Hours ago Jake Adams had sent him two encrypted file folders with dozens of files in each. At first he wasn’t sure what he was reading, since Jake had not been very clear on what he had sent and why. The files apparently came from Jake’s old friend at German Intel, Alexandra, who had ‘acquired’ documents from a Munich company called Kreuzwelt Industries. Kurt was familiar with this company, since they were a major player in the defense establishment. However, after a few hours of digging through the documents, he wasn’t sure why in the hell this company had kept any of these files. Perhaps it was something within the German DNA that made them keep such meticulous records. The same affliction had been the downfall of the NAZI party after the end of World War II. They had been hanged by their own documents.
This was different, of course. The documents had nothing to do with the extermination of an entire people.

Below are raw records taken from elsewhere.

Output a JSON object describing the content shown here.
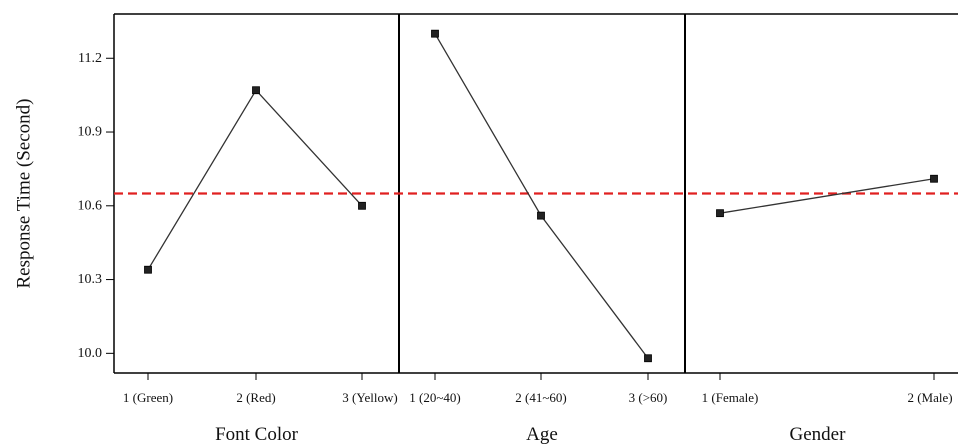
{
  "chart_data": {
    "type": "line",
    "ylabel": "Response Time (Second)",
    "yticks": [
      10.0,
      10.3,
      10.6,
      10.9,
      11.2
    ],
    "ylim": [
      9.92,
      11.38
    ],
    "reference_line": {
      "value": 10.65,
      "color": "#e02020",
      "style": "dashed"
    },
    "marker_color": "#222222",
    "line_color": "#333333",
    "grid": false,
    "panels": [
      {
        "xlabel": "Font Color",
        "categories": [
          "1 (Green)",
          "2 (Red)",
          "3 (Yellow)"
        ],
        "values": [
          10.34,
          11.07,
          10.6
        ]
      },
      {
        "xlabel": "Age",
        "categories": [
          "1 (20~40)",
          "2 (41~60)",
          "3 (>60)"
        ],
        "values": [
          11.3,
          10.56,
          9.98
        ]
      },
      {
        "xlabel": "Gender",
        "categories": [
          "1 (Female)",
          "2 (Male)"
        ],
        "values": [
          10.57,
          10.71
        ]
      }
    ]
  }
}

But it could be even worse than that — the hegemony of one country over the entire world. Sure, Hitler had that goal. But eventually even he must have known than the Germanic people would never be numerous enough to control the entire planet. His pact with Japan would have lasted only as long as that country could kill enough Americans to make them a target for Germany. Then the Germans would have killed the Japanese as well.
As Kurt shifted his analysis from the German documents to those Jake had gotten in Taiwan, he almost immediately found a pattern. Well, not immediately. He had spent hours, gone through pots of coffee and then nearly a half bottle of his best Scotch, sitting on the floor of his home office with papers spread about like a child unwrapping Christmas presents, until he formed a viable conclusion.
His Mandarin Chinese was a little rusty, but he had found payments sent not only to Bill Remington’s account, which Jake had already tracked down, but dozens of other accounts. These would take time to discern, he knew. Checking on some of the routing numbers, Kurt understood that a number of them were in Europe. Not the typical Swiss accounts, since the U.S. government had forced them to divulge information on clients after 9-11. No, these were from Luxemburg, Lichtenstein and Andorra — some of the only secret tax haven states left in Europe. And even those would be gone soon.
Kurt picked up his glass of Scotch and swirled the amber contents around before taking a long drink and enjoying the taste on his tongue as the liquid warmed him from his throat to his stomach.
He reached over and grabbed his phone, but he hesitated for a moment. Who should know about what he had found? Did he trust his own former organization? It wasn’t really something they would have investigated. That was the job of the FBI. He had contacts there. But maybe it would be better if he gathered more information first.